CRE's Next Generation: Colliers' Sayo Kamara On Carrying The Torch To Advance Minorities In CRE
This series asks rising stars in commercial real estate about their thoughts on some of the biggest issues facing the industry, including inequality, climate change and technology.
Some leave everything behind to come to the Big Apple hoping to make it big on Broadway. Sayo Kamara hoped to make it in commercial real estate.
Four years ago, he packed four bags and his dog and moved from Dallas to Brooklyn to take an internship with Lee & Associates. The then-24-year-old was given a desk and a notebook, he said, and had to support himself with no outside financial help or generational wealth. So for the first year, each day after work, Kamara took the subway to wait tables at the Capital Grille at the Chrysler Building.
“I would try to network and get to know the people while doing this,” he said. “I kind of realized that I wanted to connect with someone who I could relate to and looked like me … I literally googled successful African American commercial real estate brokers in New York."
His internet searching led him to Colliers Executive Managing Director Eric Yarbro.
"He was the only name that showed up, so I started cold calling him,” Kamara said.
It took a few calls, but eventually, Yarbro answered. Kamara said he became his mentor, and the next year, Kamara joined Colliers. Since that fateful move in 2017, he has represented major landlords and tenants, such as Brookfield Properties and Macmillan Publishers, as a broker.

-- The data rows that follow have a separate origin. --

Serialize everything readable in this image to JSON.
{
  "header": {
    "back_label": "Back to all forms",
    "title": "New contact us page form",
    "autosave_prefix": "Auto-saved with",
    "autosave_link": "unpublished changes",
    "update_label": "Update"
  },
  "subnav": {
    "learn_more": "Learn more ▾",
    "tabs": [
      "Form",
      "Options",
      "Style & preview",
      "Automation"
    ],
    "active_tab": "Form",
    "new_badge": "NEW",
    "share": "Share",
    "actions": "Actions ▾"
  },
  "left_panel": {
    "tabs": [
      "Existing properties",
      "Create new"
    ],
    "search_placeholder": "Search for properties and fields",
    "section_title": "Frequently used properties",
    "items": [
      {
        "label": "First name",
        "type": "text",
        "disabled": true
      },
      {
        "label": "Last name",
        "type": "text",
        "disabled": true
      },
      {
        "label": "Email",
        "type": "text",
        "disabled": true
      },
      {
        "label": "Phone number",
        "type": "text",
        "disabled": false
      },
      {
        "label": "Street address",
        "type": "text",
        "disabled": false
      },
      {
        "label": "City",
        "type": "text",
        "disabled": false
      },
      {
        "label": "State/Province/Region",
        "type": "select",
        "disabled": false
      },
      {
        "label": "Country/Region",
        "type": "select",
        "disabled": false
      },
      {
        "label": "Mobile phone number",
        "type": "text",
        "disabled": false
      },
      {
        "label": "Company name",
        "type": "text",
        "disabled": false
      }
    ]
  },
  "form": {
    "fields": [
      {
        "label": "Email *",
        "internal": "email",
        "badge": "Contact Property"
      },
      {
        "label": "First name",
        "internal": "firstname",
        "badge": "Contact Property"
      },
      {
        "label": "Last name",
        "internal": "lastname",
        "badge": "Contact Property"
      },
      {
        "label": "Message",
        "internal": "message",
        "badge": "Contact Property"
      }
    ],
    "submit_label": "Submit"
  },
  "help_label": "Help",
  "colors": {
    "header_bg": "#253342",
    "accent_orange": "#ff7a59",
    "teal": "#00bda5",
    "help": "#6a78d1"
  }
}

Now 29, Kamara hopes to not only continue to rise through the ranks in his own career but to open doors for other people of color, a mission that his mentor, Yarbro, talked about constantly.
“I think that over the last year has been unique of course — the George Floyd incidents — I specifically remember calling [Yarbro] after, and he urged me to continue to push and stressed how important it was for us to continue to do what we are doing in the business and create opportunities for others,” he said.
Yarbro, a champion for diversity and inclusion in the industry, died unexpectedly less than a month after the George Floyd incident.
“Obviously with [Yarbro's] untimely passing, it created a huge void in the industry,” Kamara said. “He was the pioneer in advocating for minorities decades before the events of George Floyd and argued it’s not only good for society to have people of color in the commercial real estate industry, but as our world continues to evolve, it makes a lot of sense economically.”
With more and more people of color rising through the ranks of the businesses that could become clients for brokers like Kamara, he said it is important that commercial real estate changes, too.
“I simply think that the world is changing, and as the world changes, we adapt,” he said. “The decision-makers are changing, and the leaders are changing.”
Kamara has already seen companies inquire about the makeup of his company before deciding to work with him, he said.
“I’ve seen it on pitches where they’ve specifically asked about who you work with, they want to know what your team is like, and I think that that representation matters from a thought in being able to relate to your client,” he said. “That’s how brokers can win much more business in the industry, is if there is a diverse set of people at the table.
But true diversity won’t happen unless those in the industry make exposing those from different backgrounds to the fields a priority, he said.
“It’s simply exposure,” he said when asked about what the biggest source of inequality is in commercial real estate. “I was first exposed to commercial real estate at 23 years old, I feel like I am lucky, because a lot of people find out the business from minority backgrounds way later in life, and by then it is kind of harder to pivot into a different career after you’ve already created an identity.”
The issue goes beyond hiring open positions, he said. It is incumbent on the industry to proactively educate people who traditionally aren't exposed to commercial real estate.
“You have to catch people earlier, but I also think that you can take opportunities from people who would be successful in this business who have already been successful in something else, who also can be in those spots that those kids can aspire to,” Kamara said.
Kamara said that programs like Project REAP, Project Destined and the Real Estate Executive Council are all working for that goal. He said he introduced Project Destined to Brookfield, leading to the two companies’ partnership.
There were many times in Kamara's first couple of years in the business where he wondered whether he could make it at all. When everyone else had left the office, Kamara would regularly sit with Yarbro and talk about those doubts.
“Eric had this quote he would always say: ‘Just hang in there,’” Kamara said. “I definitely say resiliency is a big thing on the broker side of the business, no matter what background you come from. For me, it’s just having to have good people around me to keep me in a positive state."